The woman and other refugees all narrated seeing women, children and men falling to the ground or lying dead. The streets of Doron Baga were soon littered with bodies. As people reached the shores of Lake Chad, Boko Haram insurgents closed in on them.

"They kept firing at us even when we jumped on boats," said Dahiru Abdullahi. "One man next to me was shot."

Families scattered in a desperate flight. Many were separated as they ran for their lives.

Some fled through the bush and, days later, reached sanctuary in other Nigerian towns or cities. According to Medecins Sans Frontieres about 5,000 escaped to the Maidiguri, Borno State capital - 162km (100 miles) from Baga. Others travelled north and crossed into neighbouring Niger.

Harun Muhamad, who was disjointed from his wife and baby, said: "I don't know whether they are alive or dead."

However, Dahiru Abdullahi, is waiting for news of his younger brother. "Him and nine other men who were with us, they have disappeared," he said.

The leader of Boko Haram militants Abubakar Shekau released a video after Baga attack. He took the responsibility for the Baga attack.

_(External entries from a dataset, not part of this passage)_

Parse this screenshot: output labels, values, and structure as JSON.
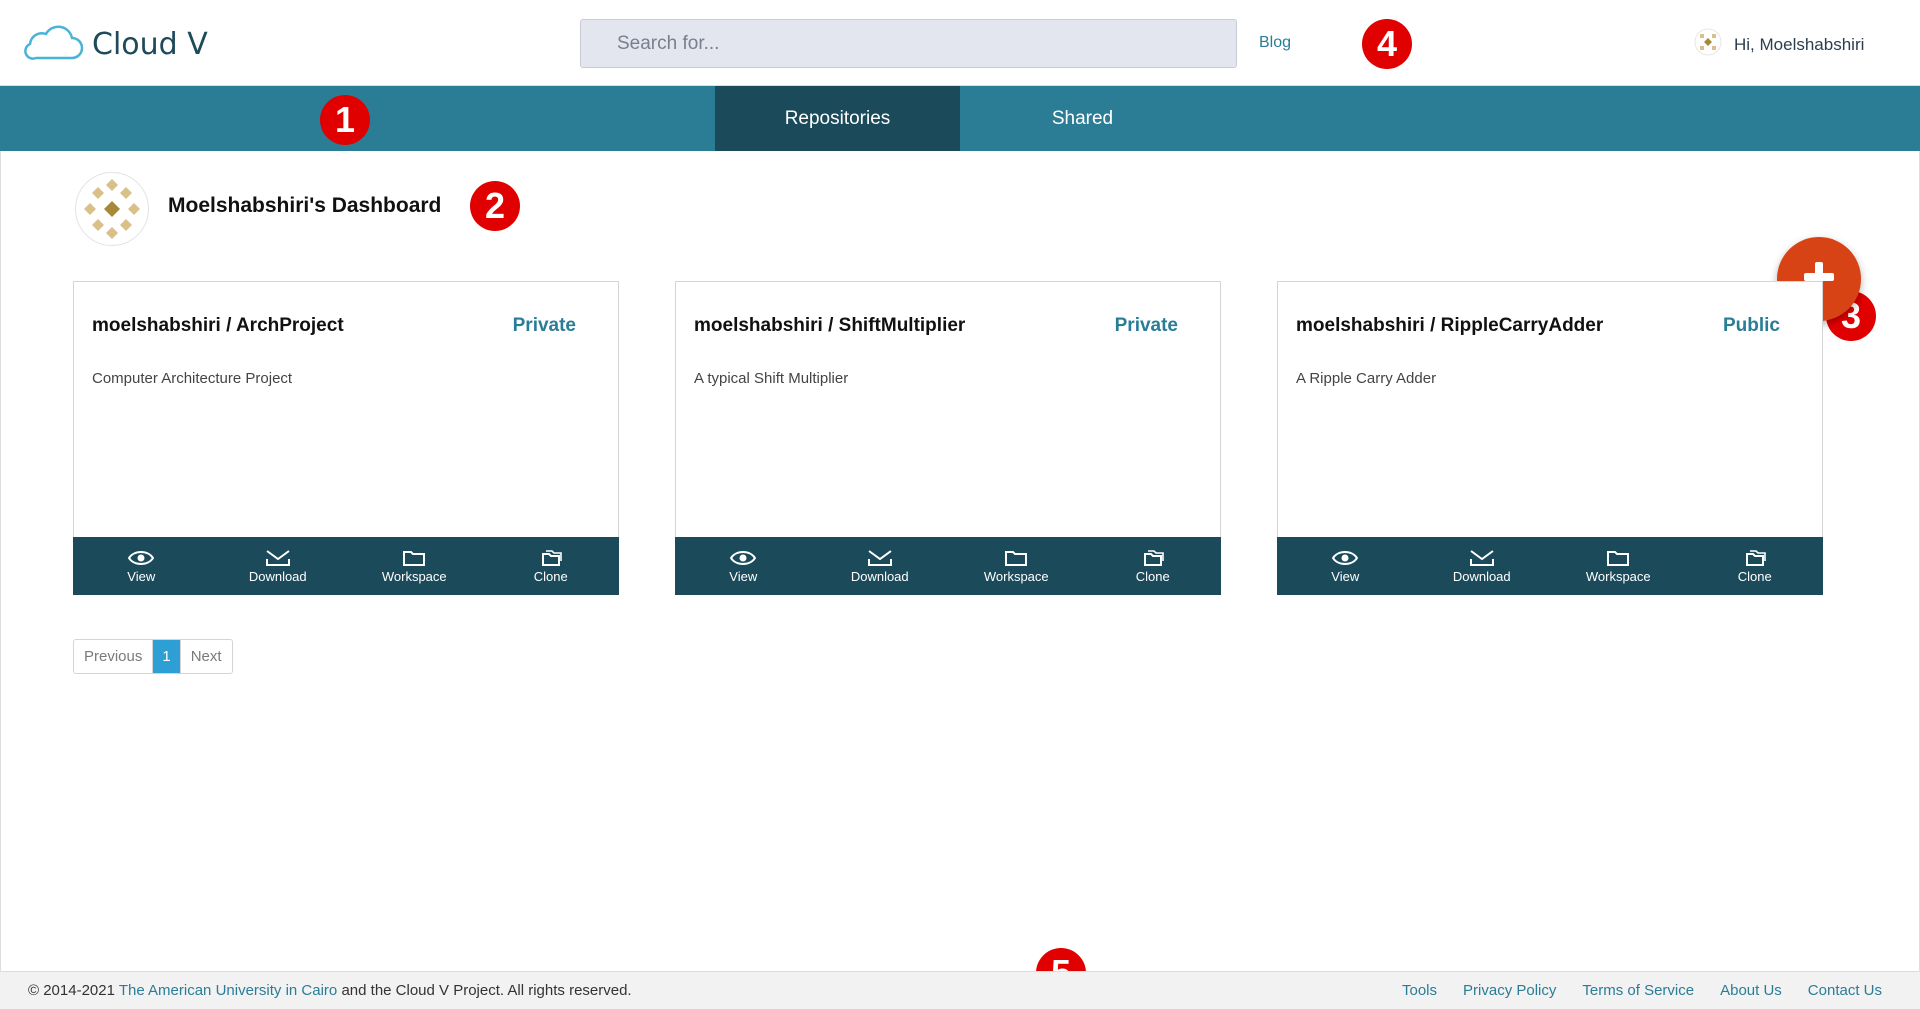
{
  "header": {
    "app_name": "Cloud V",
    "search_placeholder": "Search for...",
    "blog_label": "Blog",
    "greeting": "Hi, Moelshabshiri"
  },
  "nav": {
    "tabs": [
      {
        "label": "Repositories",
        "active": true
      },
      {
        "label": "Shared",
        "active": false
      }
    ]
  },
  "dashboard": {
    "title": "Moelshabshiri's Dashboard",
    "add_icon": "plus-icon"
  },
  "repos": [
    {
      "title": "moelshabshiri / ArchProject",
      "visibility": "Private",
      "description": "Computer Architecture Project"
    },
    {
      "title": "moelshabshiri / ShiftMultiplier",
      "visibility": "Private",
      "description": "A typical Shift Multiplier"
    },
    {
      "title": "moelshabshiri / RippleCarryAdder",
      "visibility": "Public",
      "description": "A Ripple Carry Adder"
    }
  ],
  "actions": [
    "View",
    "Download",
    "Workspace",
    "Clone"
  ],
  "pagination": {
    "previous": "Previous",
    "current": "1",
    "next": "Next"
  },
  "footer": {
    "copyright_prefix": "© 2014-2021",
    "university": "The American University in Cairo",
    "copyright_suffix": "and the Cloud V Project. All rights reserved.",
    "links": [
      "Tools",
      "Privacy Policy",
      "Terms of Service",
      "About Us",
      "Contact Us"
    ]
  },
  "annotations": [
    "1",
    "2",
    "3",
    "4",
    "5"
  ],
  "colors": {
    "primary": "#2b7c95",
    "dark": "#1b4a5a",
    "fab": "#d84315",
    "annotation": "#e00000",
    "link": "#2a7d96"
  }
}
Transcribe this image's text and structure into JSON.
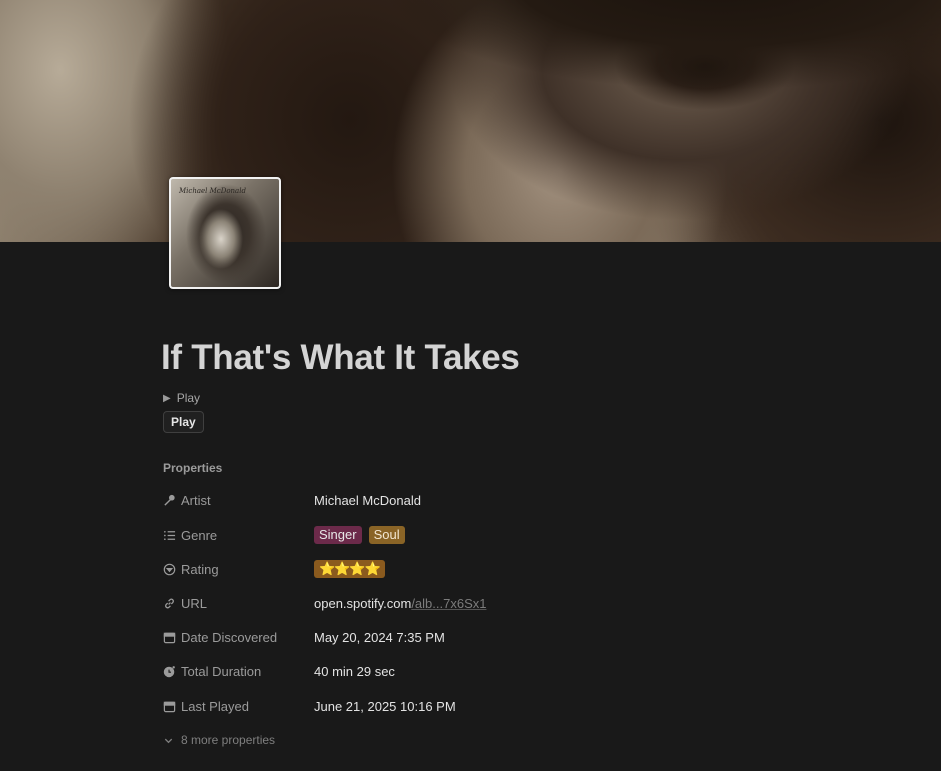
{
  "page": {
    "title": "If That's What It Takes",
    "toggle_label": "Play",
    "play_button_label": "Play",
    "album_thumbnail_text": "Michael McDonald"
  },
  "properties": {
    "heading": "Properties",
    "artist": {
      "label": "Artist",
      "value": "Michael McDonald",
      "icon": "microphone-icon"
    },
    "genre": {
      "label": "Genre",
      "icon": "list-icon",
      "tags": [
        "Singer",
        "Soul"
      ]
    },
    "rating": {
      "label": "Rating",
      "icon": "select-circle-icon",
      "value": "⭐⭐⭐⭐"
    },
    "url": {
      "label": "URL",
      "icon": "link-icon",
      "domain": "open.spotify.com",
      "rest": "/alb...7x6Sx1"
    },
    "date_discovered": {
      "label": "Date Discovered",
      "icon": "calendar-icon",
      "value": "May 20, 2024 7:35 PM"
    },
    "total_duration": {
      "label": "Total Duration",
      "icon": "formula-clock-icon",
      "value": "40 min 29 sec"
    },
    "last_played": {
      "label": "Last Played",
      "icon": "calendar-icon",
      "value": "June 21, 2025 10:16 PM"
    },
    "more": "8 more properties"
  },
  "colors": {
    "background": "#191919",
    "tag_singer": "#6c2a4a",
    "tag_soul": "#8a6426",
    "tag_rating": "#8a5a1e"
  }
}
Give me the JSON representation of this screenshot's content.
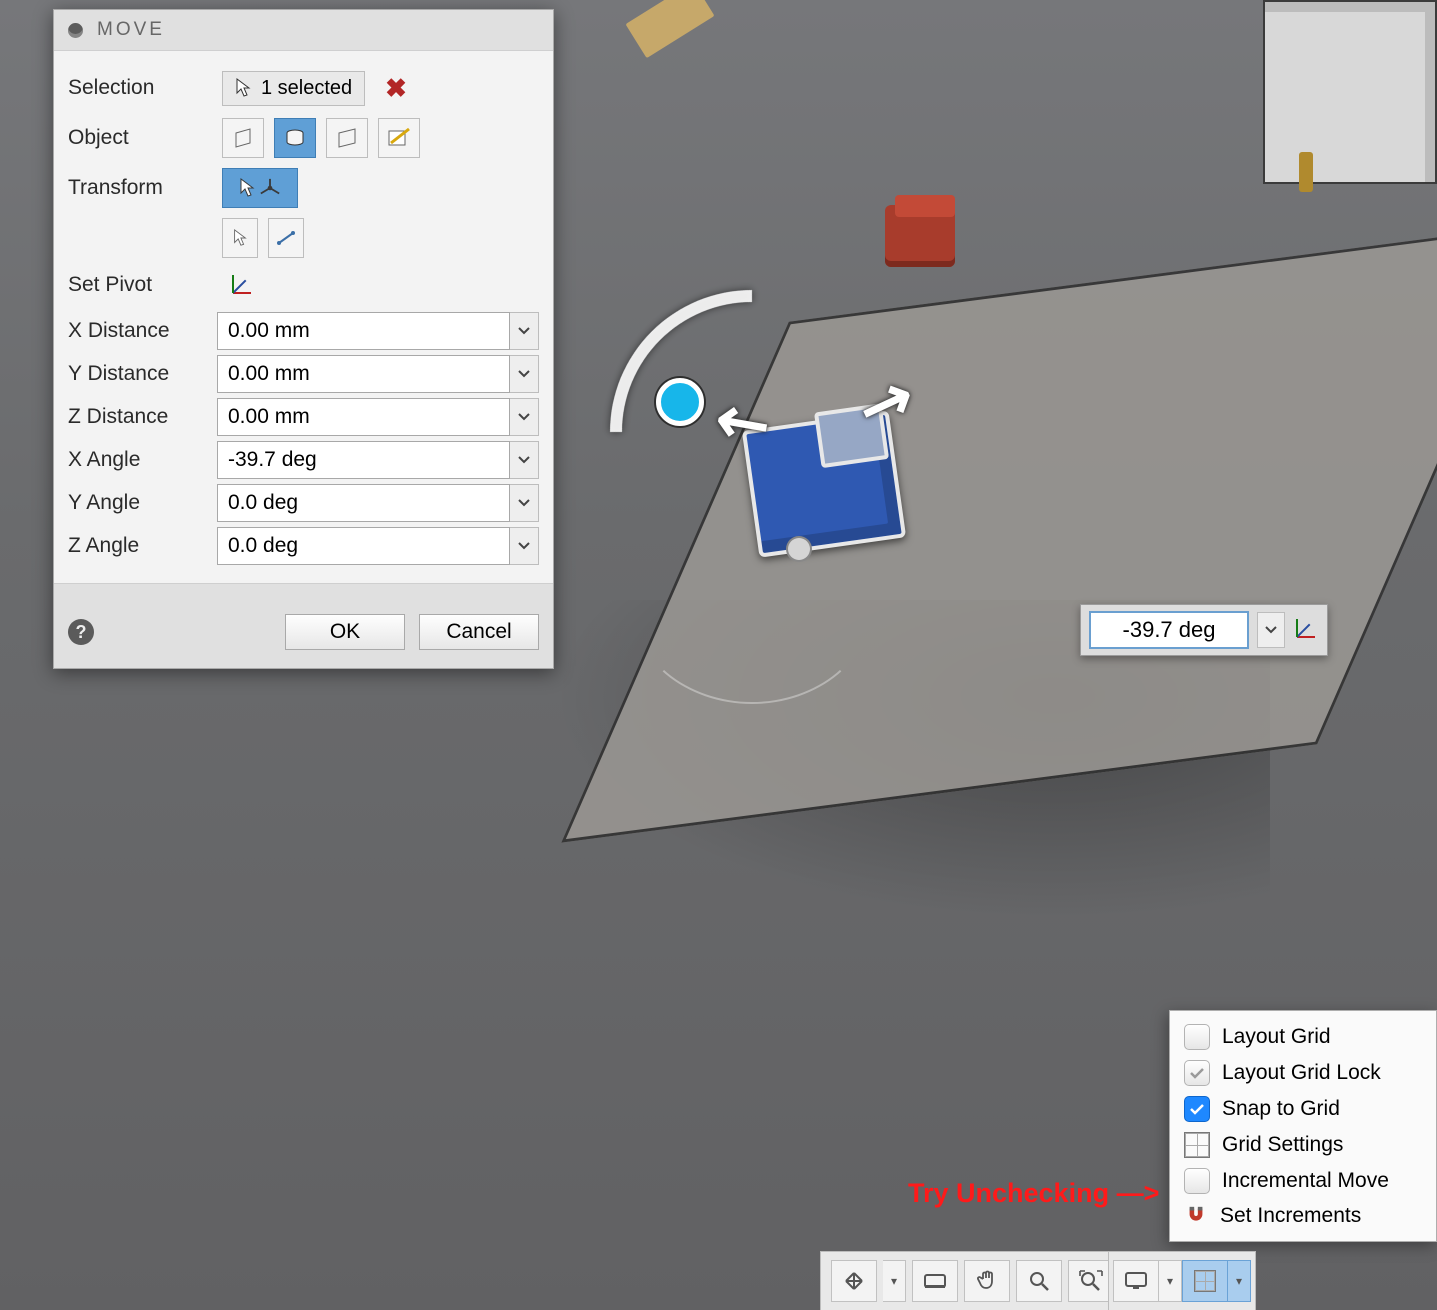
{
  "panel": {
    "title": "MOVE",
    "labels": {
      "selection": "Selection",
      "object": "Object",
      "transform": "Transform",
      "set_pivot": "Set Pivot"
    },
    "selection_text": "1 selected",
    "fields": {
      "x_dist_label": "X Distance",
      "y_dist_label": "Y Distance",
      "z_dist_label": "Z Distance",
      "x_ang_label": "X Angle",
      "y_ang_label": "Y Angle",
      "z_ang_label": "Z Angle",
      "x_dist": "0.00 mm",
      "y_dist": "0.00 mm",
      "z_dist": "0.00 mm",
      "x_ang": "-39.7 deg",
      "y_ang": "0.0 deg",
      "z_ang": "0.0 deg"
    },
    "buttons": {
      "ok": "OK",
      "cancel": "Cancel"
    }
  },
  "viewport_input": {
    "value": "-39.7 deg"
  },
  "snap_popup": {
    "items": [
      {
        "label": "Layout Grid",
        "kind": "checkbox",
        "checked": false
      },
      {
        "label": "Layout Grid Lock",
        "kind": "checkbox",
        "checked": "mixed"
      },
      {
        "label": "Snap to Grid",
        "kind": "checkbox",
        "checked": true
      },
      {
        "label": "Grid Settings",
        "kind": "action-grid"
      },
      {
        "label": "Incremental Move",
        "kind": "checkbox",
        "checked": false
      },
      {
        "label": "Set Increments",
        "kind": "action-magnet"
      }
    ]
  },
  "annotation": "Try Unchecking —>",
  "nav_icons": {
    "orbit": "orbit-icon",
    "look": "look-icon",
    "pan": "pan-icon",
    "zoom": "zoom-icon",
    "fit": "fit-icon",
    "display": "display-style-icon",
    "grid": "grid-snap-icon"
  }
}
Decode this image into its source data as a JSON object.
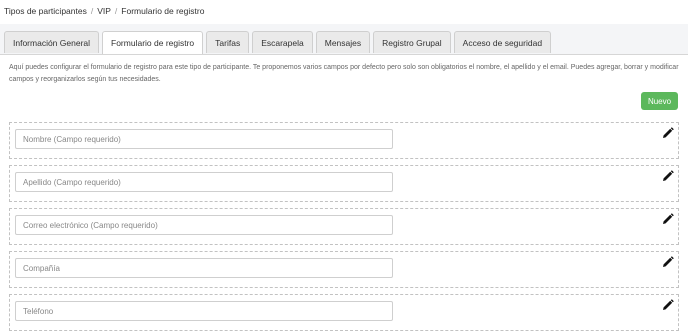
{
  "breadcrumb": {
    "items": [
      "Tipos de participantes",
      "VIP",
      "Formulario de registro"
    ],
    "separator": "/"
  },
  "tabs": [
    {
      "label": "Información General",
      "active": false
    },
    {
      "label": "Formulario de registro",
      "active": true
    },
    {
      "label": "Tarifas",
      "active": false
    },
    {
      "label": "Escarapela",
      "active": false
    },
    {
      "label": "Mensajes",
      "active": false
    },
    {
      "label": "Registro Grupal",
      "active": false
    },
    {
      "label": "Acceso de seguridad",
      "active": false
    }
  ],
  "main": {
    "description": "Aquí puedes configurar el formulario de registro para este tipo de participante. Te proponemos varios campos por defecto pero solo son obligatorios el nombre, el apellido y el email. Puedes agregar, borrar y modificar campos y reorganizarlos según tus necesidades.",
    "new_button_label": "Nuevo",
    "fields": [
      {
        "placeholder": "Nombre (Campo requerido)",
        "icon": "pencil-icon"
      },
      {
        "placeholder": "Apellido (Campo requerido)",
        "icon": "pencil-icon"
      },
      {
        "placeholder": "Correo electrónico (Campo requerido)",
        "icon": "pencil-icon"
      },
      {
        "placeholder": "Compañía",
        "icon": "pencil-icon"
      },
      {
        "placeholder": "Teléfono",
        "icon": "pencil-icon"
      }
    ]
  },
  "colors": {
    "primary_button": "#5cb85c",
    "panel_background": "#f4f5f7"
  }
}
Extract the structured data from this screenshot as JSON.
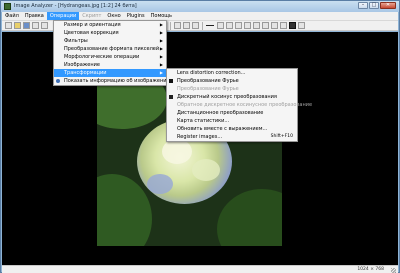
{
  "window": {
    "title": "Image Analyzer - [Hydrangeas.jpg [1:2] 24 бита]",
    "min_glyph": "–",
    "max_glyph": "□",
    "close_glyph": "✕"
  },
  "menubar": {
    "items": [
      {
        "label": "Файл"
      },
      {
        "label": "Правка"
      },
      {
        "label": "Операции"
      },
      {
        "label": "Скрипт"
      },
      {
        "label": "Окно"
      },
      {
        "label": "Plugins"
      },
      {
        "label": "Помощь"
      }
    ]
  },
  "operations_menu": {
    "items": [
      {
        "label": "Размер и ориентация",
        "arrow": "▶"
      },
      {
        "label": "Цветовая коррекция",
        "arrow": "▶"
      },
      {
        "label": "Фильтры",
        "arrow": "▶"
      },
      {
        "label": "Преобразование формата пикселей",
        "arrow": "▶"
      },
      {
        "label": "Морфологические операции",
        "arrow": "▶"
      },
      {
        "label": "Изображение",
        "arrow": "▶"
      },
      {
        "label": "Трансформации",
        "arrow": "▶"
      },
      {
        "label": "Показать информацию об изображении"
      }
    ]
  },
  "transform_menu": {
    "items": [
      {
        "label": "Lens distortion correction..."
      },
      {
        "label": "Преобразование Фурье"
      },
      {
        "label": "Преобразование Фурье"
      },
      {
        "label": "Дискретный косинус преобразования"
      },
      {
        "label": "Обратное дискретное косинусное преобразование"
      },
      {
        "label": "Дистанционное преобразование"
      },
      {
        "label": "Карта статистики..."
      },
      {
        "label": "Обновить вместе с выражением..."
      },
      {
        "label": "Register images...",
        "shortcut": "Shift+F10"
      }
    ]
  },
  "statusbar": {
    "dimensions": "1024 × 768"
  }
}
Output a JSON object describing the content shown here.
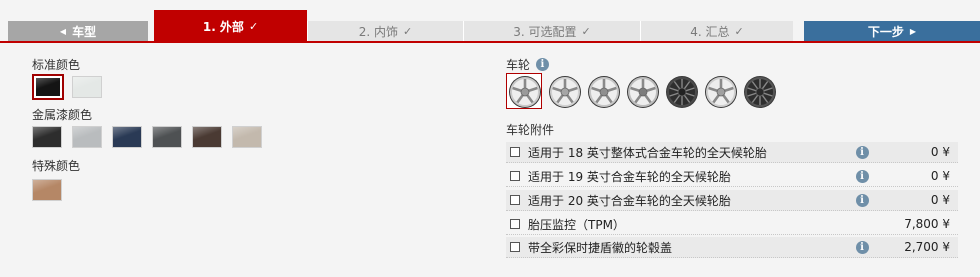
{
  "nav": {
    "back": "车型",
    "tabs": [
      {
        "label": "1. 外部",
        "check": "✓"
      },
      {
        "label": "2. 内饰",
        "check": "✓"
      },
      {
        "label": "3. 可选配置",
        "check": "✓"
      },
      {
        "label": "4. 汇总",
        "check": "✓"
      }
    ],
    "next": "下一步"
  },
  "colors": {
    "standard_title": "标准颜色",
    "standard": [
      "#141414",
      "#e4e8e6"
    ],
    "metallic_title": "金属漆颜色",
    "metallic": [
      "#2d2d2d",
      "#b9bcbe",
      "#2a3a55",
      "#4e5153",
      "#4a3a33",
      "#c3b9ad"
    ],
    "special_title": "特殊颜色",
    "special": [
      "#b58766"
    ]
  },
  "wheels": {
    "title": "车轮",
    "items": [
      "wheel-1",
      "wheel-2",
      "wheel-3",
      "wheel-4",
      "wheel-5",
      "wheel-6",
      "wheel-7"
    ]
  },
  "accessories": {
    "title": "车轮附件",
    "rows": [
      {
        "label": "适用于 18 英寸整体式合金车轮的全天候轮胎",
        "price": "0 ¥",
        "info": true
      },
      {
        "label": "适用于 19 英寸合金车轮的全天候轮胎",
        "price": "0 ¥",
        "info": true
      },
      {
        "label": "适用于 20 英寸合金车轮的全天候轮胎",
        "price": "0 ¥",
        "info": true
      },
      {
        "label": "胎压监控（TPM）",
        "price": "7,800 ¥",
        "info": false
      },
      {
        "label": "带全彩保时捷盾徽的轮毂盖",
        "price": "2,700 ¥",
        "info": true
      }
    ]
  },
  "accent": {
    "red": "#c00000",
    "blue": "#3a6f9d"
  }
}
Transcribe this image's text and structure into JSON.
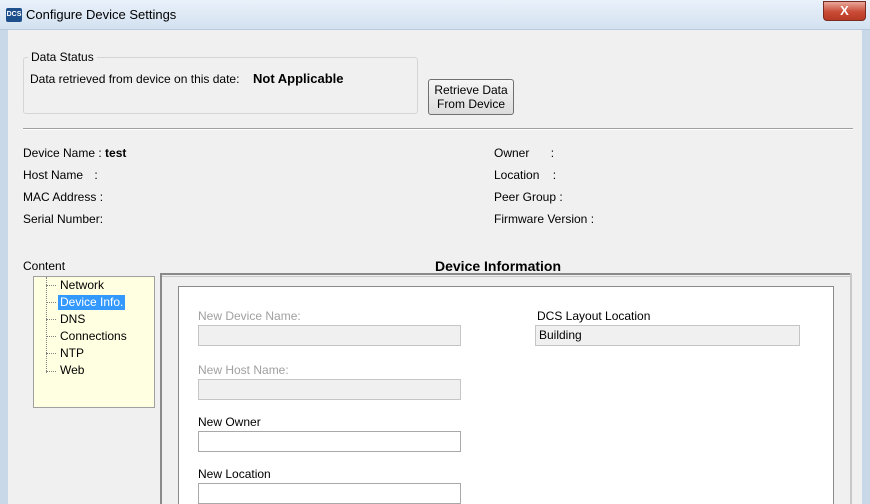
{
  "window": {
    "title": "Configure Device Settings",
    "icon_text": "DCS",
    "close_label": "X"
  },
  "data_status": {
    "legend": "Data Status",
    "retrieved_label": "Data retrieved from device on this date:",
    "retrieved_value": "Not Applicable",
    "retrieve_button_line1": "Retrieve Data",
    "retrieve_button_line2": "From Device"
  },
  "device_info": {
    "device_name_label": "Device Name :",
    "device_name_value": "test",
    "host_name_label": "Host Name",
    "host_name_sep": ":",
    "mac_label": "MAC Address :",
    "serial_label": "Serial Number:",
    "owner_label": "Owner",
    "owner_sep": ":",
    "location_label": "Location",
    "location_sep": ":",
    "peer_group_label": "Peer Group :",
    "firmware_label": "Firmware Version :"
  },
  "content": {
    "label": "Content",
    "items": [
      {
        "label": "Network",
        "selected": false
      },
      {
        "label": "Device Info.",
        "selected": true
      },
      {
        "label": "DNS",
        "selected": false
      },
      {
        "label": "Connections",
        "selected": false
      },
      {
        "label": "NTP",
        "selected": false
      },
      {
        "label": "Web",
        "selected": false
      }
    ]
  },
  "panel": {
    "title": "Device Information",
    "new_device_name_label": "New Device Name:",
    "new_device_name_value": "",
    "new_host_name_label": "New Host Name:",
    "new_host_name_value": "",
    "new_owner_label": "New Owner",
    "new_owner_value": "",
    "new_location_label": "New Location",
    "new_location_value": "",
    "layout_location_label": "DCS Layout Location",
    "layout_location_value": "Building"
  },
  "colors": {
    "selection": "#3399ff",
    "tree_background": "#ffffe1",
    "close_button": "#c94a35"
  }
}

It remains impossible to know precisely how many Nigerians were killed during the attack. Human rights group Amnesty International has said that up to 2,000 lost their lives, but BBC has found no indication to back such a claim. Eyewitness accounts suggest several hundred are likely to have died, but the real figure will probably never be known.

READ ALSO: Nigerian Generals Arrested Over Failure In Baga 

The Federal Government of Nigeria looks unable to settle any death toll. The army rejected Amnesty's count, saying "the number of people who lost their lives during the attack has so far not exceeded about 150".

Satellite images of Baga and Doron Baga taken after the attacks show the extent of the damage - with an estimated 3,700 structures damaged or destroyed, according to Amnesty International.

In an online video, a man named Abi Mos'aab Albernawi - introduced as the "official spokesman" for Boko Haram - said they attacked Baga because it was "important in terms of commercial and military value to the Nigerian government".

Baga was most probable targeted because of the nearby military base, headquarters of the Multinational Joint Task Force that includes Nigeria, Niger, Chad and Cameroon.